2025 weekly chart performance for "Heartbreaker"
| Chart (2025) | Peak position |
|---|---|
| Jamaica Airplay (JAMMS [it]) | 9 |

===Year-end charts===

| Chart (1982) | Rank |
|---|---|
| Belgium (Ultratop 50 Flanders) | 40 |
| Denmark (Hitlisten) | 27 |
| Netherlands (Dutch Top 40) | 66 |
| Netherlands (Single Top 100) | 65 |
| UK Singles (BMRB) | 18 |
| US Cash Box Top 100 | 94 |

| Chart (1983) | Rank |
|---|---|
| Australia (Kent Music Report) | 18 |
| US Billboard Hot 100 | 80 |
| West Germany (Official German Charts) | 35 |

==Other notable versions==
The Bee Gees' own version, with Barry Gibb on lead vocals, was recorded in 1994. It was originally planned for an album called Love Songs to be released in 1995, but was eventually released in 2001 on Their Greatest Hits: The Record. A live version was released in 1998 on the live album One Night Only.

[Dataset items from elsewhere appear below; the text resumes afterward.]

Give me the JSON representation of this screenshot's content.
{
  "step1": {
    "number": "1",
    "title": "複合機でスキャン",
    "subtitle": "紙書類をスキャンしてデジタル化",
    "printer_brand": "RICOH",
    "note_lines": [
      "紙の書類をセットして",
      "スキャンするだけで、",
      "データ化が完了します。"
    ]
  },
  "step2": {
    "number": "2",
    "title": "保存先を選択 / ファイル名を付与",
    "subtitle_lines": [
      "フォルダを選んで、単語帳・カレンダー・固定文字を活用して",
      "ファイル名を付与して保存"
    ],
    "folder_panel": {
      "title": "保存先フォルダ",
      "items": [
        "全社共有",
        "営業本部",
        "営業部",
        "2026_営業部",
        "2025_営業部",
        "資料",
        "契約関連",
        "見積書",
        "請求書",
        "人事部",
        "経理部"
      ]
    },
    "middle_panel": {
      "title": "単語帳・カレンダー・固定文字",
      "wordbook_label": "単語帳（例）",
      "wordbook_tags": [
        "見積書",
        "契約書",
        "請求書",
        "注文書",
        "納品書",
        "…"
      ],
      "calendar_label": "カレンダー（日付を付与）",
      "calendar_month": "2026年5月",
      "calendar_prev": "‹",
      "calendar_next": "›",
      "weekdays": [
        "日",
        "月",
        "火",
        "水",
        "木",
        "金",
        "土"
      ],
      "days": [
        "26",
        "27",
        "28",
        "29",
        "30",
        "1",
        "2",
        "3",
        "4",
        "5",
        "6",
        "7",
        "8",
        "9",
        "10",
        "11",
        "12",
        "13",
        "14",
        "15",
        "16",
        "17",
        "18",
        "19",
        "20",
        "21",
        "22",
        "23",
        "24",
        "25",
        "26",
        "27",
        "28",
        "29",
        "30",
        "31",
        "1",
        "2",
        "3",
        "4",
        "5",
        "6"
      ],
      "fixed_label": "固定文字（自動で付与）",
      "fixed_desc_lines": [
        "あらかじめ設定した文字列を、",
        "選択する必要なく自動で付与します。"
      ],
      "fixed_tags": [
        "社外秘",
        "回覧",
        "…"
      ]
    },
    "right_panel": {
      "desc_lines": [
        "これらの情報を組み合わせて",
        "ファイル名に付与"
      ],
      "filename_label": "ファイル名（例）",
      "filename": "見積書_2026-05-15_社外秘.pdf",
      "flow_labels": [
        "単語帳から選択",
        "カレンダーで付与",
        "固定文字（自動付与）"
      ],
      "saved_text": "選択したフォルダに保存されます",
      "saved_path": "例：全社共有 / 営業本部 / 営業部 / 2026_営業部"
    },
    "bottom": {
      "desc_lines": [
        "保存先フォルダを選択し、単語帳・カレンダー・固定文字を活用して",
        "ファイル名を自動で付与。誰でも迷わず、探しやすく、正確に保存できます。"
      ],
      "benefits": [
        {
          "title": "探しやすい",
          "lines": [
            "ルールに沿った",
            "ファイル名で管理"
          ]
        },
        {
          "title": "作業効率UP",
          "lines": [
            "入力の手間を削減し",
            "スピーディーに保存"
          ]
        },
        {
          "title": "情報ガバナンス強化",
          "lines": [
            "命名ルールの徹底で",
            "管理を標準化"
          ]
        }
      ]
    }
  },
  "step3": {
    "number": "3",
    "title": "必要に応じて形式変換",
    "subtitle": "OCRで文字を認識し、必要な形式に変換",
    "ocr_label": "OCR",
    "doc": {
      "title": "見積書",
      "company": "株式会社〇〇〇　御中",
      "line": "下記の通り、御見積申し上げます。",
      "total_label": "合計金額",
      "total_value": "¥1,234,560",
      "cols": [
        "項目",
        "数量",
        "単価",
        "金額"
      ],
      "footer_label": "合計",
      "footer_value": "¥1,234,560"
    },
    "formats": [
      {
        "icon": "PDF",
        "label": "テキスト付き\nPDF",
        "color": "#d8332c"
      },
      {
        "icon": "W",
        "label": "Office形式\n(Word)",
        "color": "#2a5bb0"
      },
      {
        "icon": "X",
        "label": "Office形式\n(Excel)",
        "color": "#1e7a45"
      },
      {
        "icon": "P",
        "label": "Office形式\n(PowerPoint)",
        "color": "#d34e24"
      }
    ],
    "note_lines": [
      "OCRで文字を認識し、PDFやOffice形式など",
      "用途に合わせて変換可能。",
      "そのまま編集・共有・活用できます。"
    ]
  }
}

In 2005, German duo Blue Lagoon covered "Heartbreaker" and their version, produced by Felix J. Gauder, was released as a single, and later included on their 2007 album Sentimental Fools. The single was a top-25 hit in Germany and Austria and a top-60 hit in Sweden and Switzerland.